Students at Orchard School in Aptos, CA, caught the attention of executives at the largest shipping company in the world–Mediterranean Shipping Company (MSC). Their message? “Thank you for slowing your ships.” In April 2022, Greater Farallones Association presented to a school-wide assembly with K-6th grade students at Orchard School on nature-based solutions to climate change. We highlighted the importance of the role whales play in the carbon cycle and talked about our efforts alongside Greater Farallones and Cordell Bank National Marine Sanctuaries to reduce the risk of ship strikes to endangered whales through voluntary vessel speed reduction initiatives.

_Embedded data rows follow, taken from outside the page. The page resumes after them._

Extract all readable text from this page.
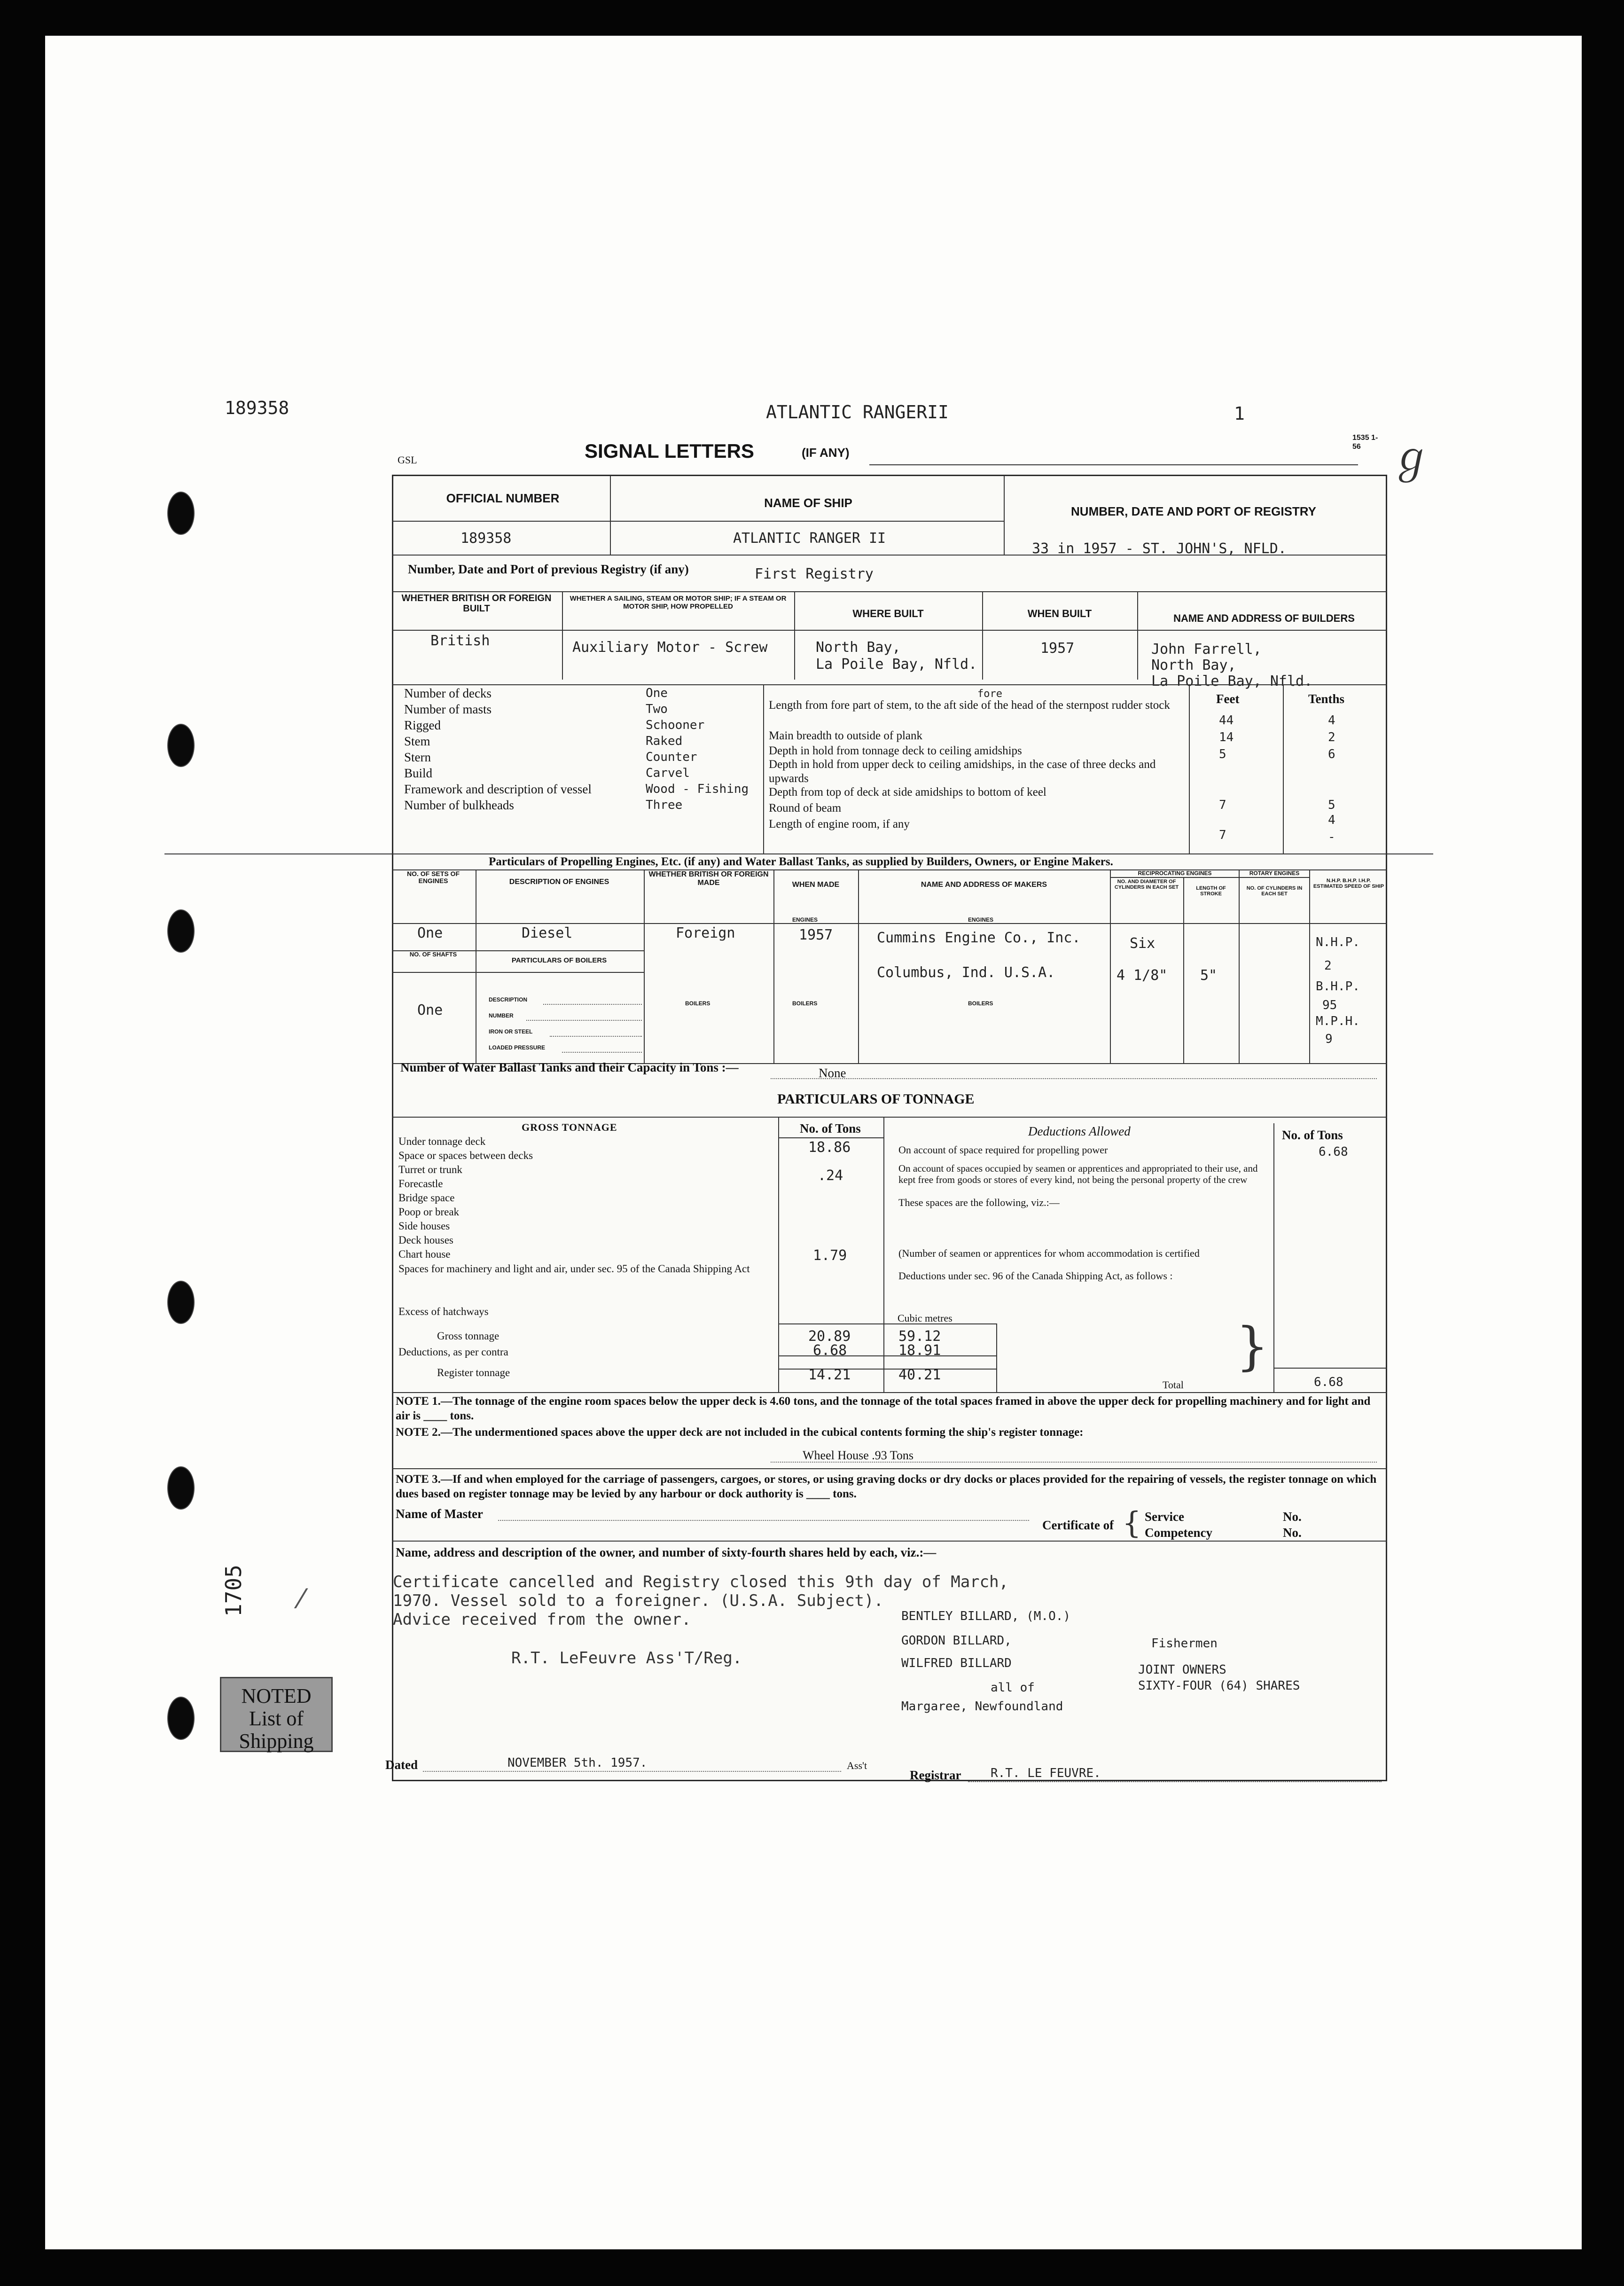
189358	ATLANTIC RANGERII	1
1535 1-56
GSL	SIGNAL LETTERS	(IF ANY)	ℊ
OFFICIAL NUMBER
189358
NAME OF SHIP
ATLANTIC RANGER II
NUMBER, DATE AND PORT OF REGISTRY
33 in 1957 - ST. JOHN'S, NFLD.
Number, Date and Port of previous Registry (if any)	First Registry
WHETHER BRITISH OR FOREIGN BUILT
British
WHETHER A SAILING, STEAM OR MOTOR SHIP; IF A STEAM OR MOTOR SHIP, HOW PROPELLED
Auxiliary Motor - Screw
WHERE BUILT
North Bay,
La Poile Bay, Nfld.
WHEN BUILT
1957
NAME AND ADDRESS OF BUILDERS
John Farrell,
North Bay,
La Poile Bay, Nfld.
Number of decks
Number of masts
Rigged
Stem
Stern
Build
Framework and description of vessel
Number of bulkheads
One
Two
Schooner
Raked
Counter
Carvel
Wood - Fishing
Three
Feet	Tenths
fore
Length from fore part of stem, to the aft side of the head of the sternpost rudder stock
Main breadth to outside of plank
Depth in hold from tonnage deck to ceiling amidships
Depth in hold from upper deck to ceiling amidships, in the case of three decks and upwards
Depth from top of deck at side amidships to bottom of keel
Round of beam
Length of engine room, if any
44
14
5
7
7
4
2
6
5
4
-
Particulars of Propelling Engines, Etc. (if any) and Water Ballast Tanks, as supplied by Builders, Owners, or Engine Makers.
NO. OF SETS OF ENGINES	DESCRIPTION OF ENGINES
WHETHER BRITISH OR FOREIGN MADE	WHEN MADE	NAME AND ADDRESS OF MAKERS
RECIPROCATING ENGINES	ROTARY ENGINES
NO. AND DIAMETER OF CYLINDERS IN EACH SET	LENGTH OF STROKE
NO. OF CYLINDERS IN EACH SET
N.H.P. B.H.P. I.H.P. ESTIMATED SPEED OF SHIP
One	Diesel	Foreign
ENGINES
1957
ENGINES
Cummins Engine Co., Inc.
Columbus, Ind. U.S.A.
Six
4 1/8" 5"
N.H.P.
2
B.H.P.
95
M.P.H.
9
NO. OF SHAFTS
PARTICULARS OF BOILERS
One
DESCRIPTION
NUMBER
IRON OR STEEL
LOADED PRESSURE
BOILERS	BOILERS	BOILERS
Number of Water Ballast Tanks and their Capacity in Tons :—	None
PARTICULARS OF TONNAGE
GROSS TONNAGE	No. of Tons
Under tonnage deck
Space or spaces between decks
Turret or trunk
Forecastle
Bridge space
Poop or break
Side houses
Deck houses
Chart house
Spaces for machinery and light and air, under sec. 95 of the Canada Shipping Act
Excess of hatchways
18.86
.24
1.79
Gross tonnage
Deductions, as per contra
Register tonnage
20.89	59.12
6.68	18.91
14.21	40.21
Deductions Allowed
On account of space required for propelling power
On account of spaces occupied by seamen or apprentices and appropriated to their use, and kept free from goods or stores of every kind, not being the personal property of the crew
These spaces are the following, viz.:—
(Number of seamen or apprentices for whom accommodation is certified
Deductions under sec. 96 of the Canada Shipping Act, as follows :
Cubic metres	}
Total
No. of Tons
6.68
6.68
NOTE 1.—The tonnage of the engine room spaces below the upper deck is 4.60 tons, and the tonnage of the total spaces framed in above the upper deck for propelling machinery and for light and air is ____ tons.
NOTE 2.—The undermentioned spaces above the upper deck are not included in the cubical contents forming the ship's register tonnage:
Wheel House .93 Tons
NOTE 3.—If and when employed for the carriage of passengers, cargoes, or stores, or using graving docks or dry docks or places provided for the repairing of vessels, the register tonnage on which dues based on register tonnage may be levied by any harbour or dock authority is ____ tons.
Name of Master
Certificate of { Service
Competency
No.
No.
Name, address and description of the owner, and number of sixty-fourth shares held by each, viz.:—
Certificate cancelled and Registry closed this 9th day of March,
1970. Vessel sold to a foreigner. (U.S.A. Subject).
Advice received from the owner.
R.T. LeFeuvre Ass'T/Reg.
BENTLEY BILLARD, (M.O.)
GORDON BILLARD,
WILFRED BILLARD
all of
Margaree, Newfoundland
Fishermen
JOINT OWNERS
SIXTY-FOUR (64) SHARES
Dated	NOVEMBER 5th. 1957.	Ass't
Registrar R.T. LE FEUVRE.
1705 ⁄
NOTED List of Shipping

After learning about shipping companies reducing their cargo vessels’ speeds to protect whales in NOAA’s Protecting Blue Whales and Blue Skies Program, the Orchard School students created and mailed whale postcards to the top performing companies in the program to say “thank you for slowing down.” All of the company representatives were grateful for the messages from the students, and the top performing shipping line, Mediterranean Shipping Company (MSC), replied to Program partners to say that the students’ messages were headlined in their global internal newsletter and that they “captured the imaginations of everyone at MSC, all the way to Geneva headquarters.” MSC was so inspired by the students’ postcards of gratitude that they decided to donate back a $50,000 financial award they had qualified for and received from the Program for reduced speeds in the 2021 season. MSC, alongside 23 other global shipping lines, has re-enrolled in the Program in 2022. The 2022 program season runs from May 1 through December 15 in the San Francisco and southern California regions.

This inspiring outcome shows that youth education opportunities like these not only increase awareness of ocean conservation and climate change topics, they can lead to real change.